Frank nodded. “Of course.”

Smith took that as an encouraging sign. He leaned forward again. “Well, what do you say?”

Frank picked his beer up and took a sip from the mug for the first time. The brew was sour and bitter, as he had figured it would be. He wouldn’t expect anything else from a snake like Smith.

“First of all,” he said as he replaced the mug on the table, “those women aren’t mine to give you, and I wouldn’t even if they were. I’m taking them to Whitehorse like I promised I would. Second, when we leave tomorrow, Salty Stevens is going with us, and I expect you to return his gold before we leave.”

Smith stared across the table at him, eyes narrowing until they were slits of evil. “You son of a bitch,” he breathed.

“Talk like that can get a man killed.”

“Yeah, you! Take a look at that table to your right. Yeah Mow’s over there with a gun pointed at you, Morgan, and all I have to do is say the word for him to pull the trigger.”

“You see my right hand?” Frank asked quietly.

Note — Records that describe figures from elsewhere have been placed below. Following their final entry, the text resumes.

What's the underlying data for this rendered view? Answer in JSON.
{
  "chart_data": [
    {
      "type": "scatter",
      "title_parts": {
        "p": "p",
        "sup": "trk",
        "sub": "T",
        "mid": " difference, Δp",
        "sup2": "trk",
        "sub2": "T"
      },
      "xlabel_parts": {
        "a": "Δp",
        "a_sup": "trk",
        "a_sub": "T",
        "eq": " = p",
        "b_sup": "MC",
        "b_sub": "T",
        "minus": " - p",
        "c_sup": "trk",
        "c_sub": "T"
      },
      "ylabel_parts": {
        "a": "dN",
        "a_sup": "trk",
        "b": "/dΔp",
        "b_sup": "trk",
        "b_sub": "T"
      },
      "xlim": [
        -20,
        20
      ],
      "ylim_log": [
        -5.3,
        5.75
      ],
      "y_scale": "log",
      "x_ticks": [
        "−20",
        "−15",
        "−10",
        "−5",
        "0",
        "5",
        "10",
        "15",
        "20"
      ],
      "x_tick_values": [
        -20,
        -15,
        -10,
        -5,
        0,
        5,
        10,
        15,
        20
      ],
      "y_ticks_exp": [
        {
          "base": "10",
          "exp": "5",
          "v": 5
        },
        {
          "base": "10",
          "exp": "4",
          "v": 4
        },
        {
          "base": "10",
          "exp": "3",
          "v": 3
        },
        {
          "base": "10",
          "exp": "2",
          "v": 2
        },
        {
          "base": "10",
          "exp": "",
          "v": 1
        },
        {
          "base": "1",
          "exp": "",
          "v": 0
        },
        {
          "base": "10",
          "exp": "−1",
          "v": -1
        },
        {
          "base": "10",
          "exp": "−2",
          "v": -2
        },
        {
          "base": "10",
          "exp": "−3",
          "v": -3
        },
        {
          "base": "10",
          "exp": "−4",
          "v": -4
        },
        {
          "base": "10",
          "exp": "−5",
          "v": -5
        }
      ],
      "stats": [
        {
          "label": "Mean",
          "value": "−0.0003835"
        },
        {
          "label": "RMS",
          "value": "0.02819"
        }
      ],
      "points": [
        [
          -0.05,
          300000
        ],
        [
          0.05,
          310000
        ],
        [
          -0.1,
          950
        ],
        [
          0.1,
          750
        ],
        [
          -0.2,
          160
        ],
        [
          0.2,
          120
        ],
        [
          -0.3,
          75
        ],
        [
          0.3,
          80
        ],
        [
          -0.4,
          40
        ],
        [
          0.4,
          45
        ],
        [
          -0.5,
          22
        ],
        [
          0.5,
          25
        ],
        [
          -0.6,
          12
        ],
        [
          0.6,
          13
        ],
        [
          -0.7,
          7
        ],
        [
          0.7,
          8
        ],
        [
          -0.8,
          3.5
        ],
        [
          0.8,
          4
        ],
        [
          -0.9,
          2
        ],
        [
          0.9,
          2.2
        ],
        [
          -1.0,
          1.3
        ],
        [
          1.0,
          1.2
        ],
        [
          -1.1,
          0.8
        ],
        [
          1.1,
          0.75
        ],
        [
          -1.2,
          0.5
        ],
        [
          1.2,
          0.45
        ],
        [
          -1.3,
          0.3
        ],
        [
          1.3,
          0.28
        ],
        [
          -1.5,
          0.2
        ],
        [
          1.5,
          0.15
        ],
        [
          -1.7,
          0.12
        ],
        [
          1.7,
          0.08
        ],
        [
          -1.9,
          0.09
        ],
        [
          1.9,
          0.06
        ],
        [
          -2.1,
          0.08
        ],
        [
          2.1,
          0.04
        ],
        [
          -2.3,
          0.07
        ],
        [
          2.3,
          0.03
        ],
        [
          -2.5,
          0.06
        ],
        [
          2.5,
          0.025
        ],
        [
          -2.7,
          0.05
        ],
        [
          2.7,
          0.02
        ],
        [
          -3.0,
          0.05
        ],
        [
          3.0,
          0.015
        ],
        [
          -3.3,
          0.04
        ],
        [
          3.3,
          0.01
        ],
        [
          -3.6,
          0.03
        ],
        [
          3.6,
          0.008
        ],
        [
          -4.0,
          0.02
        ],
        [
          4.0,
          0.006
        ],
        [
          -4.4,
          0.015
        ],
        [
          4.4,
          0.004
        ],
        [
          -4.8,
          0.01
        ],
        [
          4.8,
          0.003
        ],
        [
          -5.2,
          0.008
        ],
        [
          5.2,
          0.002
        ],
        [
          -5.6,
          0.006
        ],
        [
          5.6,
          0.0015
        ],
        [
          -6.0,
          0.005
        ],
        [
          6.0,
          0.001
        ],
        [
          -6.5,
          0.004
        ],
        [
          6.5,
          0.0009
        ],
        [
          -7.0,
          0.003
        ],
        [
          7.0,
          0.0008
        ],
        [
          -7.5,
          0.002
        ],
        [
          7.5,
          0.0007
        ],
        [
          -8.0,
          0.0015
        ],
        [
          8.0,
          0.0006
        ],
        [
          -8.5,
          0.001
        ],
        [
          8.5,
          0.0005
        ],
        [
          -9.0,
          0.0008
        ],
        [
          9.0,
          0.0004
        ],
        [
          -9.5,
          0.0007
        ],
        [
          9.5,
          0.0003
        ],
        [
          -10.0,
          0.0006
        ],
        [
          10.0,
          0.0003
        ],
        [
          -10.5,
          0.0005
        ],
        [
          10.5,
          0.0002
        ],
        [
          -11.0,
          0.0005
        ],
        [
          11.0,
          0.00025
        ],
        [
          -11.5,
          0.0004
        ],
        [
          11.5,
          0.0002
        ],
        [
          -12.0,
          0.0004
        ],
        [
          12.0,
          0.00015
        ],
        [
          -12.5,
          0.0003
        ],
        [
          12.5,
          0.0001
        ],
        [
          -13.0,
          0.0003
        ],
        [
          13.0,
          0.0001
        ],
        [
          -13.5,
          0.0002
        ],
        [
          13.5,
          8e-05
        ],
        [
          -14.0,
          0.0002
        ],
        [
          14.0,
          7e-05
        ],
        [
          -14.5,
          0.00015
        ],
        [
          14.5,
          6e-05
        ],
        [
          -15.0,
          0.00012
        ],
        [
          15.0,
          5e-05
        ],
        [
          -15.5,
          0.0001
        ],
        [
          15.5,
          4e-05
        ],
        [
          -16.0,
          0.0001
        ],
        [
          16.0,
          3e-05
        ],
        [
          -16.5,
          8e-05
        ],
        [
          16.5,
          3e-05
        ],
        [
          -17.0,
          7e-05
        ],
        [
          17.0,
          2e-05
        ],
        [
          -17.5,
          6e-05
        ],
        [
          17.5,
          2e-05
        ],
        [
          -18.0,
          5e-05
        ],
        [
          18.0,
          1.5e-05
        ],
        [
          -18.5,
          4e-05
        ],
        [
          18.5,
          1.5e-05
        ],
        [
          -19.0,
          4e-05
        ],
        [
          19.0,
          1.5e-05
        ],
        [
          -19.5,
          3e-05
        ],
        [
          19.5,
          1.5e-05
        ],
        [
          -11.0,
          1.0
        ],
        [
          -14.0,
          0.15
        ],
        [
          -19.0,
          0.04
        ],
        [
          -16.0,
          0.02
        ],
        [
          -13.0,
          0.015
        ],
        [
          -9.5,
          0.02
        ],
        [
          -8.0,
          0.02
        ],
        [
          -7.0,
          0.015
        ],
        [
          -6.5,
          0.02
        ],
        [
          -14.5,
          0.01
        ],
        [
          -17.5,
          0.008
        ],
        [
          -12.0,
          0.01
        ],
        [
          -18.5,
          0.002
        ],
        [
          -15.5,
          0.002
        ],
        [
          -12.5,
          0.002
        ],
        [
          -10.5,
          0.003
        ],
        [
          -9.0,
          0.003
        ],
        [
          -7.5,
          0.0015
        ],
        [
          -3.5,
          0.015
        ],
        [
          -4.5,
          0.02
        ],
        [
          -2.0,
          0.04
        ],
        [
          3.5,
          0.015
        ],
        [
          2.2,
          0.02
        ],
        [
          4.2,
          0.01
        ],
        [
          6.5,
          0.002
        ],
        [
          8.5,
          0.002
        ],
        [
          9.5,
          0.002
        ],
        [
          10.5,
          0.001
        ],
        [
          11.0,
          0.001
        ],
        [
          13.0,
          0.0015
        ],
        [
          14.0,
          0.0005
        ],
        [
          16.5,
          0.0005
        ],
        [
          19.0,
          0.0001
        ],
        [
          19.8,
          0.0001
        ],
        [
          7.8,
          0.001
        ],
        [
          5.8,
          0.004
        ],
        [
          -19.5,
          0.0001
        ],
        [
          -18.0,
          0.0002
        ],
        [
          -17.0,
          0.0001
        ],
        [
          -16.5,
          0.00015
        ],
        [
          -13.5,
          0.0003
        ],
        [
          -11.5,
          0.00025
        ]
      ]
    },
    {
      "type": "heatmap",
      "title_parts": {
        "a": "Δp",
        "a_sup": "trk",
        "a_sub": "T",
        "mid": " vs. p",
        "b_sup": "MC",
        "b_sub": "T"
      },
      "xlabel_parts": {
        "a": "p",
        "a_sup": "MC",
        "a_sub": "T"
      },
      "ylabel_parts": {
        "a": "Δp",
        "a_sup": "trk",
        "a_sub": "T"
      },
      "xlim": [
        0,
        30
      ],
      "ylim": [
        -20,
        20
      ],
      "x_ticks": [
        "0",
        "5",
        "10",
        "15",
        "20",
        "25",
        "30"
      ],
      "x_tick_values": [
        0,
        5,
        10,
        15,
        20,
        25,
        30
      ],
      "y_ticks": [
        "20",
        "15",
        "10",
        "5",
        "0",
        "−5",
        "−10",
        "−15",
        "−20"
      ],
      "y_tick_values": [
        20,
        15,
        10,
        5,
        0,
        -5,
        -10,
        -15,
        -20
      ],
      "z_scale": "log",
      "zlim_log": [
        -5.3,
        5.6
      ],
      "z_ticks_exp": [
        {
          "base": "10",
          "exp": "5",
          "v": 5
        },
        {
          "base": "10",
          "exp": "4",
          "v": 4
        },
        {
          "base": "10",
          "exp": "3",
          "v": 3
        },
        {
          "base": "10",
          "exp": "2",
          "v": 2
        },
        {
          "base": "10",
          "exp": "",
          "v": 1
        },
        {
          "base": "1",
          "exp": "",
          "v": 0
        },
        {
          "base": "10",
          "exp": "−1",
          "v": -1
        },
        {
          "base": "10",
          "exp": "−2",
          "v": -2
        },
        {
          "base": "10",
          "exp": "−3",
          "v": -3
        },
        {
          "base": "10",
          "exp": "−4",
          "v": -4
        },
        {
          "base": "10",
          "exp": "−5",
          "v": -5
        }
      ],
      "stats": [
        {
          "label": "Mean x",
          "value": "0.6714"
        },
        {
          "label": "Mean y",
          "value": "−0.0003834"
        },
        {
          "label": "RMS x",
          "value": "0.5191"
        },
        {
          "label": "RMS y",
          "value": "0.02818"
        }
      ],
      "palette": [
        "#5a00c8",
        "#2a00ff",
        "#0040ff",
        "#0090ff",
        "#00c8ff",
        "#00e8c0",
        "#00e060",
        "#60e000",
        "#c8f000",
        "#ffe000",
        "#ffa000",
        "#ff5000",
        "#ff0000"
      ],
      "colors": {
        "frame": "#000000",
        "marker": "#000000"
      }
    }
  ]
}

“What?” Smith looked at the table. Frank’s left hand was still wrapped around the handle of the beer mug, but his right was nowhere to be seen.

“I’ve had a .45 lined up on your belly pretty much from the moment we sat down,” Frank went on. “My thumb’s over the hammer, and that’s all that’s holding it back. You can have your boy Yeah Mow shoot me, but you’ll get a bullet in the guts at the same time. I’ve got a hunch there’s not a doctor up here who could pull a man through with a wound like that. You’d be a long, slow, hard time dying, too.”

Smith’s lips writhed with hate. “You…you…”

“Don’t call me a son of a bitch again,” Frank said.

“Get out.”

“Have Hopkins put his gun on the table first, then stand up and move away from it.”

Smith hesitated, and for a second Frank thought the man was going to call his bluff…although it really wasn’t a bluff at all. Frank was prepared to shoot his way out of here if necessary. Then Smith made a curt gesture to Yeah Mow and said, “Put your gun on the table and get out.”

“But, Boss—” the man started to protest.